Cayley's Theorem states that every group G appears as a certain subgroup of the Symmetric group Sym(G) on the Underlying set of G.
Formal statement
Let G be a group. Then G is isomorphic to a subgroup of Sym(G).
Proof
Consider the left regular action of G on G: that is, the function G×G→G given by (g,h)↦gh. This induces a homomorphism Φ:G→Sym(G) given by Currying: g↦(h↦gh).
Now the following are equivalent:
- g∈ker(Φ) the kernel of Φ
- (h↦gh) is the identity map
- gh=h for all h
- g is the identity of G
Therefore the kernel of the homomorphism is trivial, so it is injective. It is therefore bijective onto its image, and hence an isomorphism onto its image.
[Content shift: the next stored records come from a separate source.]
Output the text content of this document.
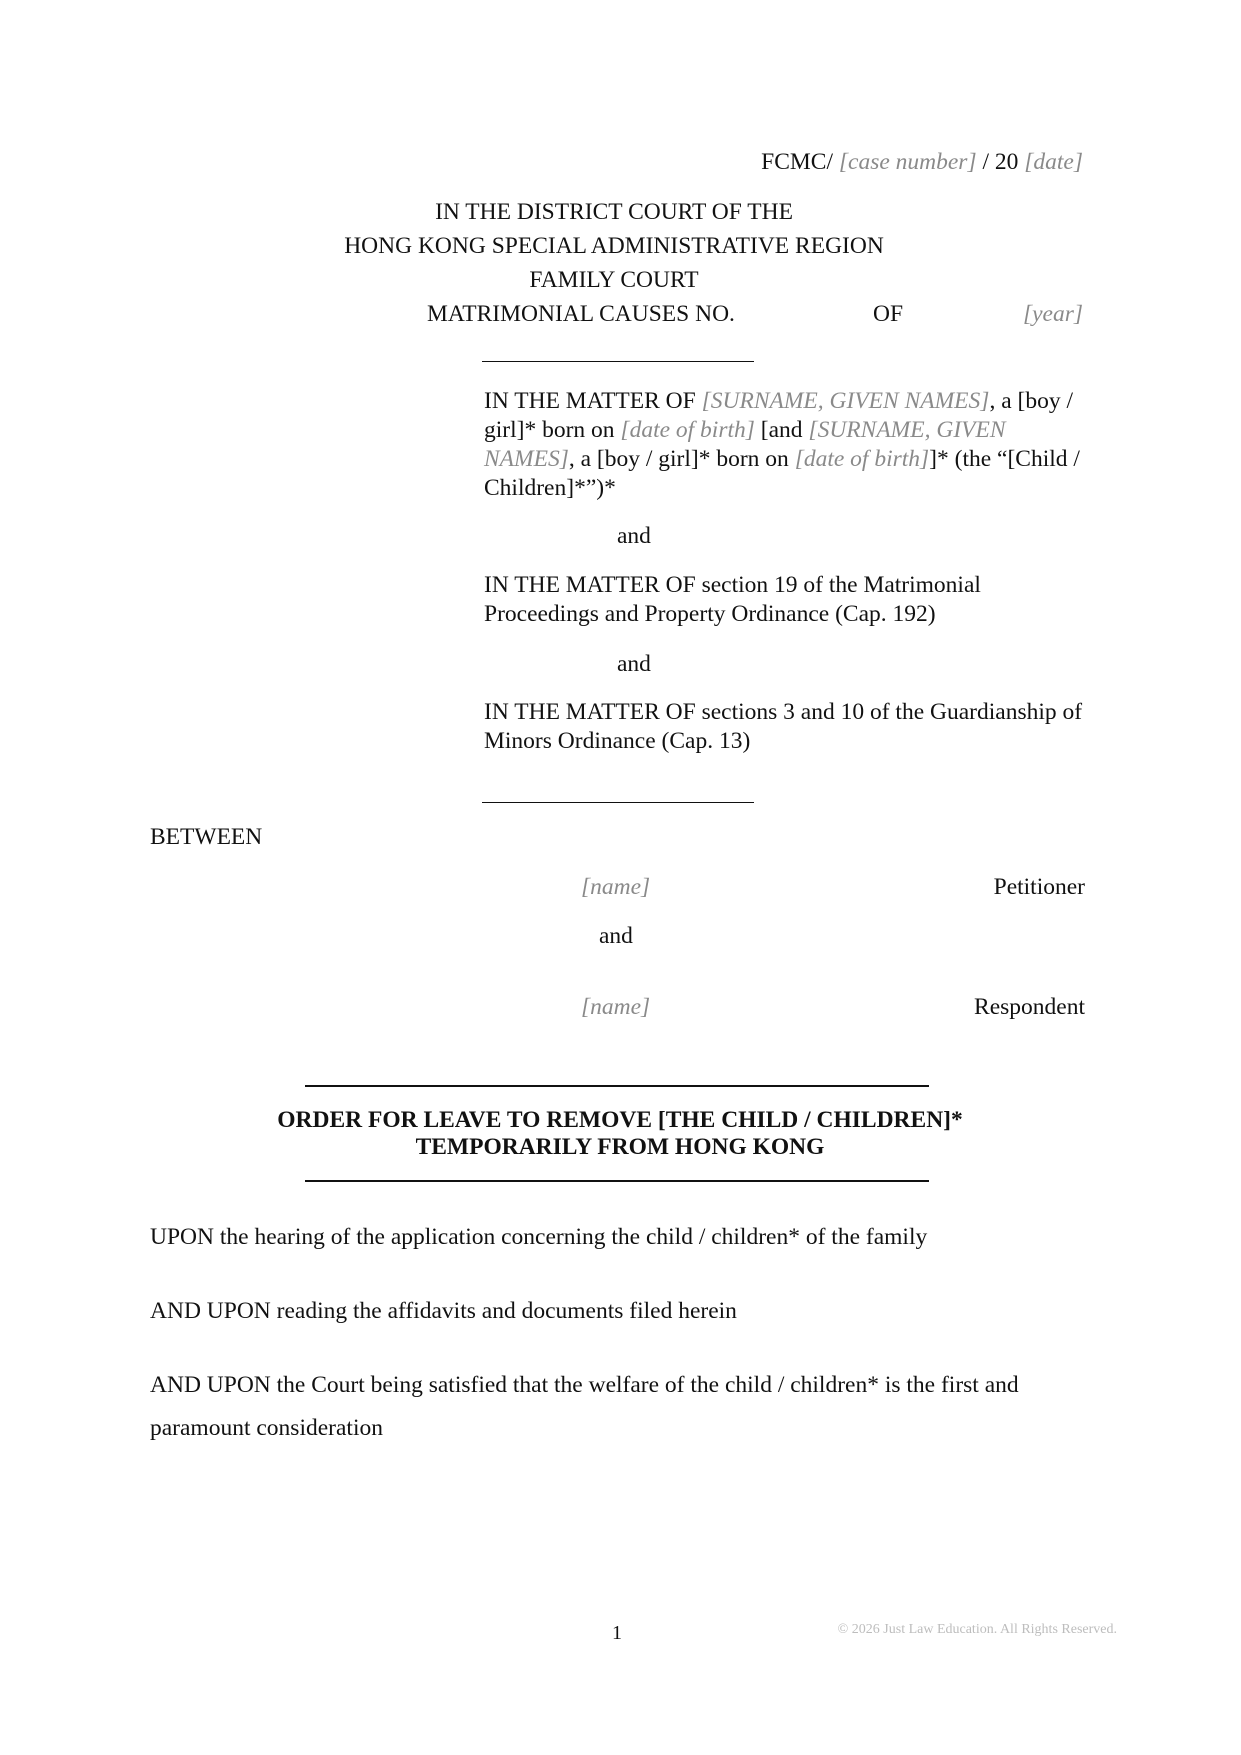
FCMC/ [case number] / 20 [date]
IN THE DISTRICT COURT OF THE
HONG KONG SPECIAL ADMINISTRATIVE REGION
FAMILY COURT
MATRIMONIAL CAUSES NO.	OF	[year]
IN THE MATTER OF [SURNAME, GIVEN NAMES], a [boy / girl]* born on [date of birth] [and [SURNAME, GIVEN NAMES], a [boy / girl]* born on [date of birth]]* (the “[Child / Children]*”)*
and
IN THE MATTER OF section 19 of the Matrimonial Proceedings and Property Ordinance (Cap. 192)
and
IN THE MATTER OF sections 3 and 10 of the Guardianship of Minors Ordinance (Cap. 13)
BETWEEN
[name]	Petitioner
and
[name]	Respondent
ORDER FOR LEAVE TO REMOVE [THE CHILD / CHILDREN]*
TEMPORARILY FROM HONG KONG
UPON the hearing of the application concerning the child / children* of the family
AND UPON reading the affidavits and documents filed herein
AND UPON the Court being satisfied that the welfare of the child / children* is the first and
paramount consideration
1	© 2026 Just Law Education. All Rights Reserved.
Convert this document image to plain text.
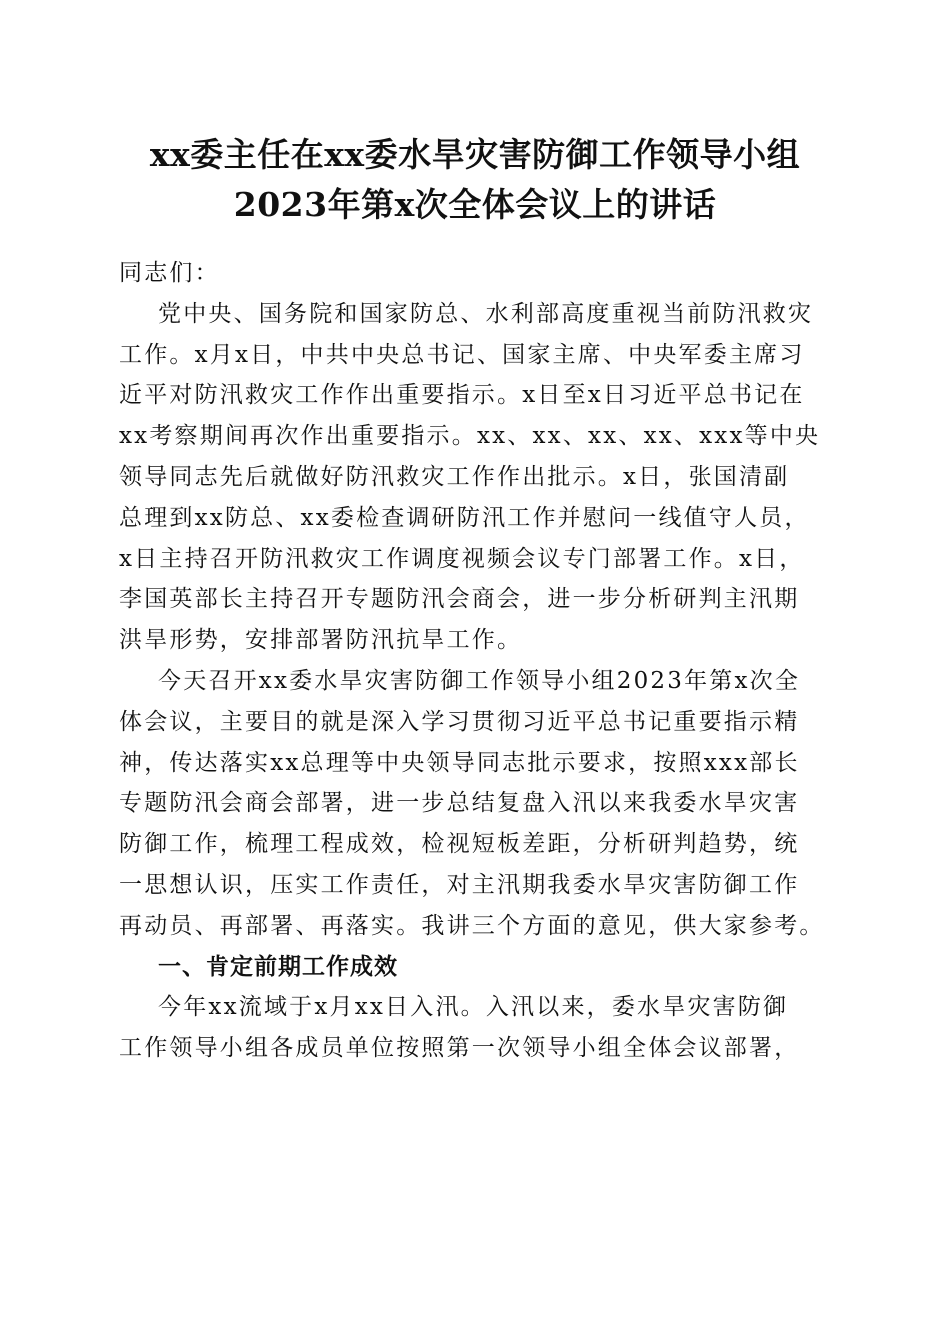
xx委主任在xx委水旱灾害防御工作领导小组
2023年第x次全体会议上的讲话
同志们：
党中央、国务院和国家防总、水利部高度重视当前防汛救灾
工作。x月x日，中共中央总书记、国家主席、中央军委主席习
近平对防汛救灾工作作出重要指示。x日至x日习近平总书记在
xx考察期间再次作出重要指示。xx、xx、xx、xx、xxx等中央
领导同志先后就做好防汛救灾工作作出批示。x日，张国清副
总理到xx防总、xx委检查调研防汛工作并慰问一线值守人员，
x日主持召开防汛救灾工作调度视频会议专门部署工作。x日，
李国英部长主持召开专题防汛会商会，进一步分析研判主汛期
洪旱形势，安排部署防汛抗旱工作。
今天召开xx委水旱灾害防御工作领导小组2023年第x次全
体会议，主要目的就是深入学习贯彻习近平总书记重要指示精
神，传达落实xx总理等中央领导同志批示要求，按照xxx部长
专题防汛会商会部署，进一步总结复盘入汛以来我委水旱灾害
防御工作，梳理工程成效，检视短板差距，分析研判趋势，统
一思想认识，压实工作责任，对主汛期我委水旱灾害防御工作
再动员、再部署、再落实。我讲三个方面的意见，供大家参考。
一、肯定前期工作成效
今年xx流域于x月xx日入汛。入汛以来，委水旱灾害防御
工作领导小组各成员单位按照第一次领导小组全体会议部署，
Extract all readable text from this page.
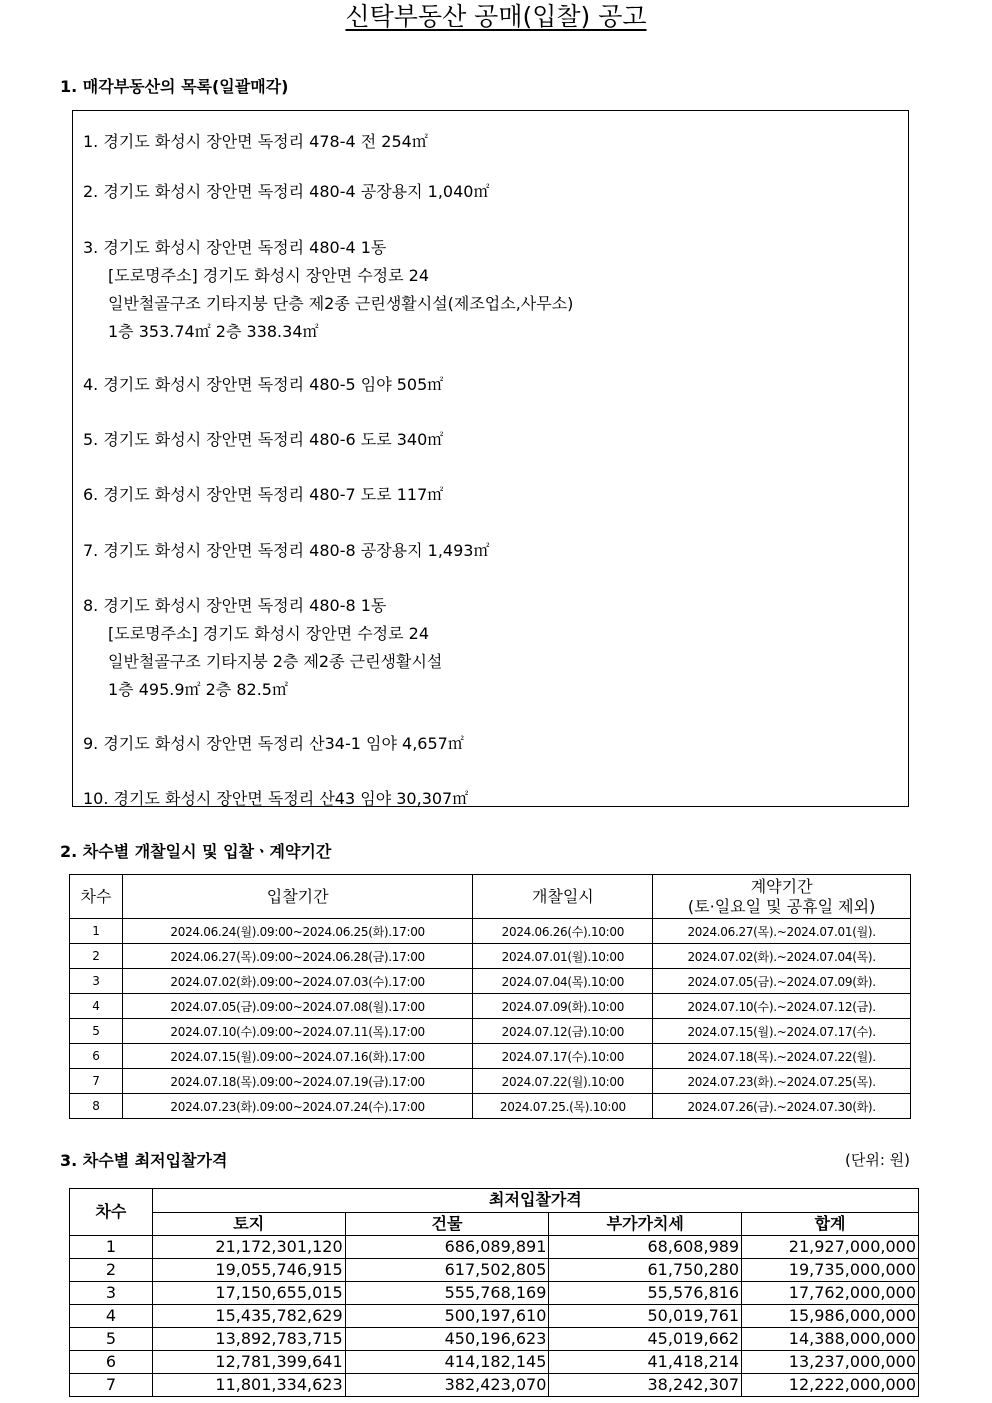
신탁부동산 공매(입찰) 공고
1. 매각부동산의 목록(일괄매각)
1. 경기도 화성시 장안면 독정리 478-4 전 254㎡
2. 경기도 화성시 장안면 독정리 480-4 공장용지 1,040㎡
3. 경기도 화성시 장안면 독정리 480-4 1동
[도로명주소] 경기도 화성시 장안면 수정로 24
일반철골구조 기타지붕 단층 제2종 근린생활시설(제조업소,사무소)
1층 353.74㎡ 2층 338.34㎡
4. 경기도 화성시 장안면 독정리 480-5 임야 505㎡
5. 경기도 화성시 장안면 독정리 480-6 도로 340㎡
6. 경기도 화성시 장안면 독정리 480-7 도로 117㎡
7. 경기도 화성시 장안면 독정리 480-8 공장용지 1,493㎡
8. 경기도 화성시 장안면 독정리 480-8 1동
[도로명주소] 경기도 화성시 장안면 수정로 24
일반철골구조 기타지붕 2층 제2종 근린생활시설
1층 495.9㎡ 2층 82.5㎡
9. 경기도 화성시 장안면 독정리 산34-1 임야 4,657㎡
10. 경기도 화성시 장안면 독정리 산43 임야 30,307㎡
2. 차수별 개찰일시 및 입찰ㆍ계약기간
차수	입찰기간	개찰일시	계약기간
(토·일요일 및 공휴일 제외)

1	2024.06.24(월).09:00~2024.06.25(화).17:00	2024.06.26(수).10:00	2024.06.27(목).~2024.07.01(월).
2	2024.06.27(목).09:00~2024.06.28(금).17:00	2024.07.01(월).10:00	2024.07.02(화).~2024.07.04(목).
3	2024.07.02(화).09:00~2024.07.03(수).17:00	2024.07.04(목).10:00	2024.07.05(금).~2024.07.09(화).
4	2024.07.05(금).09:00~2024.07.08(월).17:00	2024.07.09(화).10:00	2024.07.10(수).~2024.07.12(금).
5	2024.07.10(수).09:00~2024.07.11(목).17:00	2024.07.12(금).10:00	2024.07.15(월).~2024.07.17(수).
6	2024.07.15(월).09:00~2024.07.16(화).17:00	2024.07.17(수).10:00	2024.07.18(목).~2024.07.22(월).
7	2024.07.18(목).09:00~2024.07.19(금).17:00	2024.07.22(월).10:00	2024.07.23(화).~2024.07.25(목).
8	2024.07.23(화).09:00~2024.07.24(수).17:00	2024.07.25.(목).10:00	2024.07.26(금).~2024.07.30(화).
3. 차수별 최저입찰가격	(단위: 원)
차수	최저입찰가격			
	토지	건물	부가가치세	합계
1	21,172,301,120	686,089,891	68,608,989	21,927,000,000
2	19,055,746,915	617,502,805	61,750,280	19,735,000,000
3	17,150,655,015	555,768,169	55,576,816	17,762,000,000
4	15,435,782,629	500,197,610	50,019,761	15,986,000,000
5	13,892,783,715	450,196,623	45,019,662	14,388,000,000
6	12,781,399,641	414,182,145	41,418,214	13,237,000,000
7	11,801,334,623	382,423,070	38,242,307	12,222,000,000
Since the image of a group under a homomorphism is a subgroup of the codomain of the homomorphism, we have shown that G is isomorphic to a subgroup of Sym(G).
Comments
Patrick Stevens
I feel like symmetricgroup should be a requisite for this page. However, this page is linked in the body of symmetricgroup, so it seems a bit circular to link it as a requisite. I think this situation probably comes up for most child pages; what's good practice in such cases?
Eric Bruylant
I think having it as a requisite is best? I see the issue, but some people may arrive from other pages or search.